In this study, “Kansas K14” and an unlabeled accession (planted adjacent to “Kansas K14”) were grouped together with an R 2 value of 1.00, thus suggesting that the unlabeled accession was in fact a duplicate clone of “Kansas K14.” Additionally, two accessions, M. sieversii “KAZ 93-24-01” and M. orientalis “RUS 98 07-01,” unexpectedly grouped together with an R 2 value of 1.00. These two accessions originated from different collections; thus, it is likely that these accessions are likely to have been mislabeled at either the original collection or subsequently in the core collection used in this study.

Taking into account “Kansas K14” and its duplicate unlabeled accession along with other duplicate pairs as well as those genetically identical “McIntosh” accessions, a total of 121 unique genotypes have been identified from 125 Malus accessions that were genetically characterized using the final set of markers. Using a set of ten robust SSR markers, it was possible to differentiate all accessions. All other additional markers were useful for confirmation of these findings. Moreover, two accessions with identical PI numbers (PI 633920 M. sieversii “KAZ 96 09-05”), but at different locations (K1-17-15 and K1-17-7), were not genetically similar as they were clustered in different groups, clusters 3 and 6, respectively.

Although six clusters generated by the scatter plot overlapped and were not clearly distinguishable, it should be noted that the scatter plot was a three-dimensional graphical representation of these data and accounted for only 35% of the existing variability. As only three of the PCs were used for visualization, it was assumed that clusters would be clearly differentiated in the ten-dimensional space required to observe most of the variability (Johnson 1998).
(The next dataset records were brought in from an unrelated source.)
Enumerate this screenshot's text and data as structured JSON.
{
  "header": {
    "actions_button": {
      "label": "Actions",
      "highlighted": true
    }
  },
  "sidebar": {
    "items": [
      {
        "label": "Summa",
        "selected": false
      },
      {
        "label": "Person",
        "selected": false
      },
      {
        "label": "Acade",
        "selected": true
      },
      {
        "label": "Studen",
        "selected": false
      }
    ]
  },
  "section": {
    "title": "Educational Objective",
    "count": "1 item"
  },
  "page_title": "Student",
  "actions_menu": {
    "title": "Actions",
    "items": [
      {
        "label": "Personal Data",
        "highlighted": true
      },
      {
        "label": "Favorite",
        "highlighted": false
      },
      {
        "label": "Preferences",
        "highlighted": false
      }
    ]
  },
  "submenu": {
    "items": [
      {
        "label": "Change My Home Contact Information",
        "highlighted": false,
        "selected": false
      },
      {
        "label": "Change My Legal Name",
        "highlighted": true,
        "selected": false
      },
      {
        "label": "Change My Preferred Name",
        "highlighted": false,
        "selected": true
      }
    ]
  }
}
A relatively high allelic diversity has been reported in studies that included wild Malus species (Hokanson et al. 2001; Richards 2009; Zhang et al. 2011). Using a different set of SSRs on a slightly smaller number of similar accessions, Hokanson et al. (2001) have reported slightly higher numbers of effective alleles than that found in this study. In contrast, two previous studies evaluating only apple cultivars have identified significantly lower numbers of effective alleles (Hokanson et al. 1998; Garkava-Gustavsson et al. 2008). This is an expected finding due to lower levels of genetic diversity present in modern cultivars (Noiton and Alspach 1996).
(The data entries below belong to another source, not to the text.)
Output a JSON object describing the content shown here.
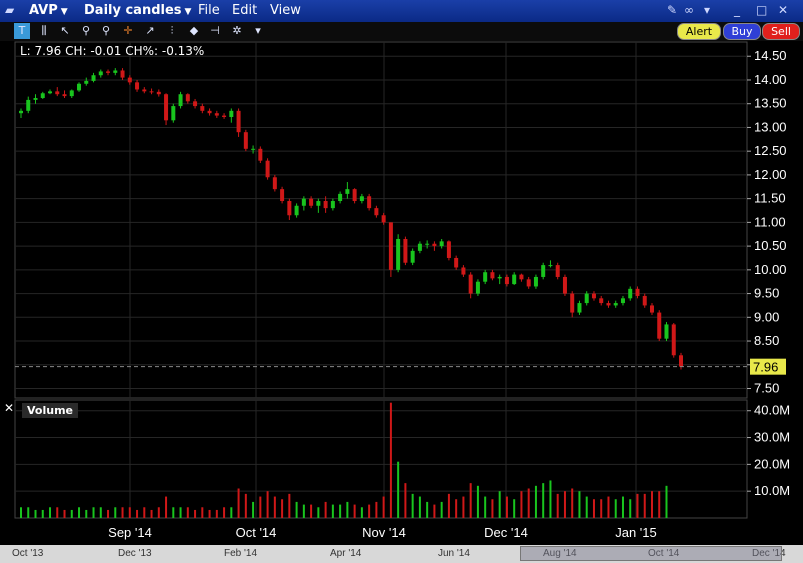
{
  "window": {
    "symbol": "AVP",
    "chart_type": "Daily candles",
    "menus": [
      "File",
      "Edit",
      "View"
    ]
  },
  "toolbar": {
    "buttons": {
      "alert": "Alert",
      "buy": "Buy",
      "sell": "Sell"
    },
    "colors": {
      "alert": "#e8e84a",
      "buy": "#2f3fd6",
      "sell": "#e0201c"
    }
  },
  "info_bar": "L: 7.96 CH: -0.01 CH%: -0.13%",
  "chart_data": {
    "type": "candlestick",
    "x_months": [
      "Sep '14",
      "Oct '14",
      "Nov '14",
      "Dec '14",
      "Jan '15"
    ],
    "price_axis": {
      "ticks": [
        "14.50",
        "14.00",
        "13.50",
        "13.00",
        "12.50",
        "12.00",
        "11.50",
        "11.00",
        "10.50",
        "10.00",
        "9.50",
        "9.00",
        "8.50",
        "8.00",
        "7.50"
      ],
      "ylim": [
        7.3,
        14.8
      ]
    },
    "last_price": {
      "label": "7.96",
      "value": 7.96
    },
    "volume_axis": {
      "ticks": [
        "40.0M",
        "30.0M",
        "20.0M",
        "10.0M"
      ],
      "ylim": [
        0,
        44
      ]
    },
    "volume_label": "Volume",
    "colors": {
      "up": "#19c51e",
      "down": "#d01818",
      "background": "#000000",
      "grid": "#262626"
    },
    "candles": [
      {
        "o": 13.3,
        "h": 13.4,
        "l": 13.2,
        "c": 13.35
      },
      {
        "o": 13.35,
        "h": 13.65,
        "l": 13.3,
        "c": 13.58
      },
      {
        "o": 13.58,
        "h": 13.7,
        "l": 13.5,
        "c": 13.62
      },
      {
        "o": 13.62,
        "h": 13.75,
        "l": 13.6,
        "c": 13.72
      },
      {
        "o": 13.72,
        "h": 13.8,
        "l": 13.7,
        "c": 13.76
      },
      {
        "o": 13.76,
        "h": 13.85,
        "l": 13.66,
        "c": 13.7
      },
      {
        "o": 13.7,
        "h": 13.78,
        "l": 13.62,
        "c": 13.66
      },
      {
        "o": 13.66,
        "h": 13.8,
        "l": 13.62,
        "c": 13.78
      },
      {
        "o": 13.78,
        "h": 13.95,
        "l": 13.75,
        "c": 13.92
      },
      {
        "o": 13.92,
        "h": 14.05,
        "l": 13.88,
        "c": 13.98
      },
      {
        "o": 13.98,
        "h": 14.15,
        "l": 13.95,
        "c": 14.1
      },
      {
        "o": 14.1,
        "h": 14.22,
        "l": 14.05,
        "c": 14.18
      },
      {
        "o": 14.18,
        "h": 14.22,
        "l": 14.1,
        "c": 14.15
      },
      {
        "o": 14.15,
        "h": 14.25,
        "l": 14.1,
        "c": 14.2
      },
      {
        "o": 14.2,
        "h": 14.25,
        "l": 14.0,
        "c": 14.05
      },
      {
        "o": 14.05,
        "h": 14.1,
        "l": 13.9,
        "c": 13.95
      },
      {
        "o": 13.95,
        "h": 14.0,
        "l": 13.75,
        "c": 13.8
      },
      {
        "o": 13.8,
        "h": 13.85,
        "l": 13.72,
        "c": 13.76
      },
      {
        "o": 13.76,
        "h": 13.82,
        "l": 13.7,
        "c": 13.75
      },
      {
        "o": 13.75,
        "h": 13.8,
        "l": 13.65,
        "c": 13.7
      },
      {
        "o": 13.7,
        "h": 13.72,
        "l": 13.05,
        "c": 13.15
      },
      {
        "o": 13.15,
        "h": 13.5,
        "l": 13.1,
        "c": 13.45
      },
      {
        "o": 13.45,
        "h": 13.75,
        "l": 13.4,
        "c": 13.7
      },
      {
        "o": 13.7,
        "h": 13.72,
        "l": 13.5,
        "c": 13.55
      },
      {
        "o": 13.55,
        "h": 13.6,
        "l": 13.4,
        "c": 13.45
      },
      {
        "o": 13.45,
        "h": 13.5,
        "l": 13.3,
        "c": 13.35
      },
      {
        "o": 13.35,
        "h": 13.4,
        "l": 13.25,
        "c": 13.3
      },
      {
        "o": 13.3,
        "h": 13.35,
        "l": 13.2,
        "c": 13.25
      },
      {
        "o": 13.25,
        "h": 13.3,
        "l": 13.18,
        "c": 13.22
      },
      {
        "o": 13.22,
        "h": 13.4,
        "l": 13.1,
        "c": 13.35
      },
      {
        "o": 13.35,
        "h": 13.4,
        "l": 12.8,
        "c": 12.9
      },
      {
        "o": 12.9,
        "h": 12.95,
        "l": 12.5,
        "c": 12.55
      },
      {
        "o": 12.55,
        "h": 12.62,
        "l": 12.45,
        "c": 12.55
      },
      {
        "o": 12.55,
        "h": 12.6,
        "l": 12.25,
        "c": 12.3
      },
      {
        "o": 12.3,
        "h": 12.35,
        "l": 11.9,
        "c": 11.95
      },
      {
        "o": 11.95,
        "h": 12.0,
        "l": 11.65,
        "c": 11.7
      },
      {
        "o": 11.7,
        "h": 11.75,
        "l": 11.4,
        "c": 11.45
      },
      {
        "o": 11.45,
        "h": 11.5,
        "l": 11.05,
        "c": 11.15
      },
      {
        "o": 11.15,
        "h": 11.4,
        "l": 11.1,
        "c": 11.35
      },
      {
        "o": 11.35,
        "h": 11.55,
        "l": 11.25,
        "c": 11.5
      },
      {
        "o": 11.5,
        "h": 11.55,
        "l": 11.3,
        "c": 11.35
      },
      {
        "o": 11.35,
        "h": 11.5,
        "l": 11.2,
        "c": 11.45
      },
      {
        "o": 11.45,
        "h": 11.55,
        "l": 11.2,
        "c": 11.3
      },
      {
        "o": 11.3,
        "h": 11.5,
        "l": 11.25,
        "c": 11.45
      },
      {
        "o": 11.45,
        "h": 11.65,
        "l": 11.4,
        "c": 11.6
      },
      {
        "o": 11.6,
        "h": 11.85,
        "l": 11.5,
        "c": 11.7
      },
      {
        "o": 11.7,
        "h": 11.72,
        "l": 11.4,
        "c": 11.45
      },
      {
        "o": 11.45,
        "h": 11.6,
        "l": 11.4,
        "c": 11.55
      },
      {
        "o": 11.55,
        "h": 11.6,
        "l": 11.25,
        "c": 11.3
      },
      {
        "o": 11.3,
        "h": 11.35,
        "l": 11.1,
        "c": 11.15
      },
      {
        "o": 11.15,
        "h": 11.2,
        "l": 10.95,
        "c": 11.0
      },
      {
        "o": 11.0,
        "h": 11.0,
        "l": 9.85,
        "c": 10.0
      },
      {
        "o": 10.0,
        "h": 10.75,
        "l": 9.95,
        "c": 10.65
      },
      {
        "o": 10.65,
        "h": 10.7,
        "l": 10.1,
        "c": 10.15
      },
      {
        "o": 10.15,
        "h": 10.45,
        "l": 10.1,
        "c": 10.4
      },
      {
        "o": 10.4,
        "h": 10.6,
        "l": 10.35,
        "c": 10.55
      },
      {
        "o": 10.55,
        "h": 10.62,
        "l": 10.45,
        "c": 10.55
      },
      {
        "o": 10.55,
        "h": 10.6,
        "l": 10.4,
        "c": 10.5
      },
      {
        "o": 10.5,
        "h": 10.65,
        "l": 10.45,
        "c": 10.6
      },
      {
        "o": 10.6,
        "h": 10.62,
        "l": 10.2,
        "c": 10.25
      },
      {
        "o": 10.25,
        "h": 10.3,
        "l": 10.0,
        "c": 10.05
      },
      {
        "o": 10.05,
        "h": 10.1,
        "l": 9.85,
        "c": 9.9
      },
      {
        "o": 9.9,
        "h": 9.95,
        "l": 9.4,
        "c": 9.5
      },
      {
        "o": 9.5,
        "h": 9.8,
        "l": 9.45,
        "c": 9.75
      },
      {
        "o": 9.75,
        "h": 10.0,
        "l": 9.7,
        "c": 9.95
      },
      {
        "o": 9.95,
        "h": 10.0,
        "l": 9.78,
        "c": 9.82
      },
      {
        "o": 9.82,
        "h": 9.9,
        "l": 9.7,
        "c": 9.85
      },
      {
        "o": 9.85,
        "h": 9.9,
        "l": 9.65,
        "c": 9.7
      },
      {
        "o": 9.7,
        "h": 9.95,
        "l": 9.68,
        "c": 9.9
      },
      {
        "o": 9.9,
        "h": 9.92,
        "l": 9.75,
        "c": 9.8
      },
      {
        "o": 9.8,
        "h": 9.85,
        "l": 9.6,
        "c": 9.65
      },
      {
        "o": 9.65,
        "h": 9.9,
        "l": 9.6,
        "c": 9.85
      },
      {
        "o": 9.85,
        "h": 10.15,
        "l": 9.8,
        "c": 10.1
      },
      {
        "o": 10.1,
        "h": 10.2,
        "l": 10.05,
        "c": 10.1
      },
      {
        "o": 10.1,
        "h": 10.15,
        "l": 9.8,
        "c": 9.85
      },
      {
        "o": 9.85,
        "h": 9.9,
        "l": 9.45,
        "c": 9.5
      },
      {
        "o": 9.5,
        "h": 9.55,
        "l": 9.0,
        "c": 9.1
      },
      {
        "o": 9.1,
        "h": 9.35,
        "l": 9.05,
        "c": 9.3
      },
      {
        "o": 9.3,
        "h": 9.55,
        "l": 9.25,
        "c": 9.5
      },
      {
        "o": 9.5,
        "h": 9.55,
        "l": 9.35,
        "c": 9.4
      },
      {
        "o": 9.4,
        "h": 9.45,
        "l": 9.25,
        "c": 9.3
      },
      {
        "o": 9.3,
        "h": 9.35,
        "l": 9.2,
        "c": 9.25
      },
      {
        "o": 9.25,
        "h": 9.35,
        "l": 9.2,
        "c": 9.3
      },
      {
        "o": 9.3,
        "h": 9.45,
        "l": 9.25,
        "c": 9.4
      },
      {
        "o": 9.4,
        "h": 9.65,
        "l": 9.35,
        "c": 9.6
      },
      {
        "o": 9.6,
        "h": 9.65,
        "l": 9.4,
        "c": 9.45
      },
      {
        "o": 9.45,
        "h": 9.5,
        "l": 9.2,
        "c": 9.25
      },
      {
        "o": 9.25,
        "h": 9.3,
        "l": 9.05,
        "c": 9.1
      },
      {
        "o": 9.1,
        "h": 9.15,
        "l": 8.5,
        "c": 8.55
      },
      {
        "o": 8.55,
        "h": 8.9,
        "l": 8.5,
        "c": 8.85
      },
      {
        "o": 8.85,
        "h": 8.88,
        "l": 8.15,
        "c": 8.2
      },
      {
        "o": 8.2,
        "h": 8.25,
        "l": 7.9,
        "c": 7.96
      }
    ],
    "volumes": [
      4,
      4,
      3,
      3,
      4,
      4,
      3,
      3,
      4,
      3,
      4,
      4,
      3,
      4,
      4,
      4,
      3,
      4,
      3,
      4,
      8,
      4,
      4,
      4,
      3,
      4,
      3,
      3,
      4,
      4,
      11,
      9,
      6,
      8,
      10,
      8,
      7,
      9,
      6,
      5,
      5,
      4,
      6,
      5,
      5,
      6,
      5,
      4,
      5,
      6,
      8,
      43,
      21,
      13,
      9,
      8,
      6,
      5,
      6,
      9,
      7,
      8,
      13,
      12,
      8,
      7,
      10,
      8,
      7,
      10,
      11,
      12,
      13,
      14,
      9,
      10,
      11,
      10,
      8,
      7,
      7,
      8,
      7,
      8,
      7,
      9,
      9,
      10,
      10,
      12
    ]
  },
  "bottom_scroll": {
    "labels": [
      "Oct '13",
      "Dec '13",
      "Feb '14",
      "Apr '14",
      "Jun '14",
      "Aug '14",
      "Oct '14",
      "Dec '14"
    ]
  }
}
Overall, levels of heterozygosity detected in this study were sometimes different than those reported previously. Although Hokanson et al. (1998, 2001) have used a similar collection, they reported lower levels of heterozygosity than that detected in this study. This could be attributed to the use of different marker sets, especially since markers used in this study had higher PIC values than those used in earlier studies (Table 2). In contrast, three studies focusing on apple cultivars (Liebhard et al. 2002; Kitahara et al. 2005; Garkava-Gustavsson et al. 2008) displayed higher levels of heterozygosity than that reported in this study. During cross-hybridization and selection efforts in crop improvement, higher levels of heterozygosity are generated (Lamboy and Alpha 1998). As the Malus core collection used in this study included wild Malus species, heterozygosity levels were lower than what would generally be observed in collections containing only domesticated apples.
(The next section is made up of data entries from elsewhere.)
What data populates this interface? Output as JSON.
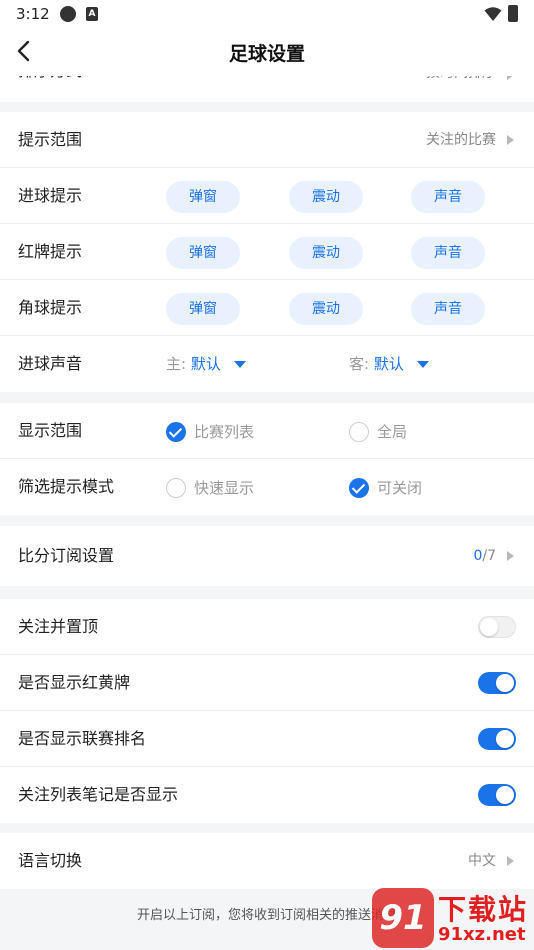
{
  "status_bar": {
    "time": "3:12",
    "icon_a_label": "A",
    "icons": [
      "settings-app-icon",
      "a-app-icon",
      "wifi-icon",
      "battery-icon"
    ]
  },
  "header": {
    "title": "足球设置",
    "back_icon": "chevron-left-icon"
  },
  "top_row": {
    "label": "排序方式",
    "value": "按时间排序"
  },
  "alerts": {
    "scope": {
      "label": "提示范围",
      "value": "关注的比赛"
    },
    "goal": {
      "label": "进球提示",
      "options": [
        "弹窗",
        "震动",
        "声音"
      ]
    },
    "red_card": {
      "label": "红牌提示",
      "options": [
        "弹窗",
        "震动",
        "声音"
      ]
    },
    "corner": {
      "label": "角球提示",
      "options": [
        "弹窗",
        "震动",
        "声音"
      ]
    },
    "goal_sound": {
      "label": "进球声音",
      "home_prefix": "主:",
      "home_value": "默认",
      "away_prefix": "客:",
      "away_value": "默认"
    }
  },
  "display": {
    "scope": {
      "label": "显示范围",
      "option_a": "比赛列表",
      "option_a_checked": true,
      "option_b": "全局",
      "option_b_checked": false
    },
    "filter_mode": {
      "label": "筛选提示模式",
      "option_a": "快速显示",
      "option_a_checked": false,
      "option_b": "可关闭",
      "option_b_checked": true
    }
  },
  "score_sub": {
    "label": "比分订阅设置",
    "current": "0",
    "total": "/7"
  },
  "toggles": [
    {
      "label": "关注并置顶",
      "on": false
    },
    {
      "label": "是否显示红黄牌",
      "on": true
    },
    {
      "label": "是否显示联赛排名",
      "on": true
    },
    {
      "label": "关注列表笔记是否显示",
      "on": true
    }
  ],
  "language": {
    "label": "语言切换",
    "value": "中文"
  },
  "footer": {
    "note": "开启以上订阅，您将收到订阅相关的推送消息"
  },
  "watermark": {
    "logo": "91",
    "title": "下载站",
    "url": "91xz.net"
  },
  "colors": {
    "accent": "#1a73e8",
    "pill_bg": "#e8f1fd",
    "page_bg": "#f4f5f7",
    "watermark": "#e02020"
  }
}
As expected, this diverse core collection of Malus germplasm showed high allelic diversity. Although fewer rare alleles were found than in previous studies, 39% of the alleles detected in this collection were only present in five or fewer accessions, indicating alleles to maintain genetic diversity (Richter et al. 1994; Bengtsson et al. 1995). Genetic relatedness, as determined by cluster analysis, showed both similarities and dissimilarities to previously studies. One unlabeled accession was discovered to be a replicate of another accession, “Kansas K14,” and two accessions thought to be duplicate were not genetically identical. The set of ten SSR markers were sufficient to differentiate all accessions in the core collection except for three “McIntosh” sport mutations, the determined “Kansas K14” replicate, and a duplicate accession. Heterozygosity was lower than studies focusing on M. × domestica cultivars, likely due to increased heterozygosity as a result of selection (Lamboy and Alpha 1998).